# Exercise via laser pointer for bettas?



## ChibiShishou (Dec 9, 2011)

Has anyone tried exercising their bettas with a laser pointer? Just like you do with cats?
My room mates science professor discovered on accident during a lecture that fish chase laser pointers, my roomie and I traversed over to the science labs and did a little test of it and viola- fish chasing after it.
Course it was a bit difficult because the tanks were heavily decorated and we didn't want them to bump into things BUT I digress.

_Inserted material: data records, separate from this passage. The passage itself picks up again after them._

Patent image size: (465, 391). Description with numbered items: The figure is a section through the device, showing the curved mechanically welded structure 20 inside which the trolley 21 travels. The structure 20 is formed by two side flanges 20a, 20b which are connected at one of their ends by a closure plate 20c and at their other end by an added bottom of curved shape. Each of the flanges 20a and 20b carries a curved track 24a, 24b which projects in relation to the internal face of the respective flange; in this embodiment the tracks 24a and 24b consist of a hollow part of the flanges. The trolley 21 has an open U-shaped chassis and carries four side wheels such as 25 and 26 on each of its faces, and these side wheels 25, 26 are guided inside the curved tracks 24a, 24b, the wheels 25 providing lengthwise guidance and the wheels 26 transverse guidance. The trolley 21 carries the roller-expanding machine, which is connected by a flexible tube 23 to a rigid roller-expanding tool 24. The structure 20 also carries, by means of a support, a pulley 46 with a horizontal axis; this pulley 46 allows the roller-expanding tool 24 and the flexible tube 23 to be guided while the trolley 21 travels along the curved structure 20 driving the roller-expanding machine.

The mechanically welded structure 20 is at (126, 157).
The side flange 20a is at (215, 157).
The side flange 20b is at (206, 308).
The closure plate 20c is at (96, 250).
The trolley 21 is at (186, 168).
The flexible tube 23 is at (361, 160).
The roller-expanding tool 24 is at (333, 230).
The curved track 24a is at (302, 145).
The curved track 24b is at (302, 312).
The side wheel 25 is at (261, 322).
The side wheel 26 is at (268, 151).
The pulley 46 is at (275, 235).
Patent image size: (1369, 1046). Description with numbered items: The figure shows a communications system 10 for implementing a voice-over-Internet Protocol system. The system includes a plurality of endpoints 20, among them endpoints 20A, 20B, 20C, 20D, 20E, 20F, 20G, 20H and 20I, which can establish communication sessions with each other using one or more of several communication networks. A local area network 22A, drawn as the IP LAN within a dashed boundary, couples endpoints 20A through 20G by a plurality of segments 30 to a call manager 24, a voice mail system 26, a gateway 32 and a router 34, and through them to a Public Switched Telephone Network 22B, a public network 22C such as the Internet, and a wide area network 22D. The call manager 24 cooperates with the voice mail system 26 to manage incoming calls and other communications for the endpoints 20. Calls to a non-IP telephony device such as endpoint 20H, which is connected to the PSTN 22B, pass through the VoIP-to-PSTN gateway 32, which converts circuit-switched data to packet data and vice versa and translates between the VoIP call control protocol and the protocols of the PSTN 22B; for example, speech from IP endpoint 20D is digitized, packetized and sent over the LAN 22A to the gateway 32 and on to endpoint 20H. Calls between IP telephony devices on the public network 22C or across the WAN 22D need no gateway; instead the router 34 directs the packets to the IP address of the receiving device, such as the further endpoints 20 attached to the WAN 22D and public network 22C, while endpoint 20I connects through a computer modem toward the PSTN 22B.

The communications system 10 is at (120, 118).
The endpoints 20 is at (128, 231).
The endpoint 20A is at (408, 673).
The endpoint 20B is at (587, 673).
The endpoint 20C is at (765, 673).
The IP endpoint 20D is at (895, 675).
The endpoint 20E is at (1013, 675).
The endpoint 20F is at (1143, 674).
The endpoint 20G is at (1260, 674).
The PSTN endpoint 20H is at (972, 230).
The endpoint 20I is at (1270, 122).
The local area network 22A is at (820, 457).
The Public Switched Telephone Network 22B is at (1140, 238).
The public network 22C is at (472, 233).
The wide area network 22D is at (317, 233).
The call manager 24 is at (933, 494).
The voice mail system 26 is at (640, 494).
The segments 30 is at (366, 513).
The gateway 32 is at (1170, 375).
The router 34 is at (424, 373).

Is this a ye or a nay when it comes to safely exercising your betta ?


----------



## haveyouhadyourteayet (Jan 14, 2014)

As long as they don't try to chase it out of the tank, I'm sure it'll be fine!


----------



## nel3 (May 29, 2011)

though i dont suggest you get them in the eye with the pointer. not sure what effects the reflection may have on the betta but direct line of sight should be avoided.


----------



## Polkadot (Feb 10, 2013)

Instead of a laser pointer I use a bright coloured cloth.Each day I wipe the lids of my boys tanks with a little bright green micro fibre cloth,just to keep dust away & my little Plakat boy Mako LOVES it! When he sees me with it in my hand he swims to the front & I wipe it along the front of the glass for him & he chases it and flares at it.So cute! :-D


----------



## Destinystar (May 26, 2012)

My guy likes to follow the laser pointer around his tank. I think its safe an fun game as long as your careful not to shine it in their eyes


----------



## Waking Buddha (Jan 3, 2014)

I work at a petstore and people take the lasers to play with the cats all the time. One time a little kid came over to the fish and was shining it in the tanks. Certain fish went nuts over it. I've used it in my tanks with my bettas before and they chased it a little. I don't see anything wrong with it as long as it's not in their eyes (like others have already said).


----------



## BettaBeau (May 14, 2014)

I have my betta, Infra Red, chase her food. I soak her pellets in a drop of tank water, then I stick one on the round end of a bright yellow swizzle stick. I move the stick around the front and sides of the tank, and she chases it and tries to catch it. I finally put the end of the stick above her water and touch the pellet to the water, Infra Red catches it and chows down, munch munch munch!


----------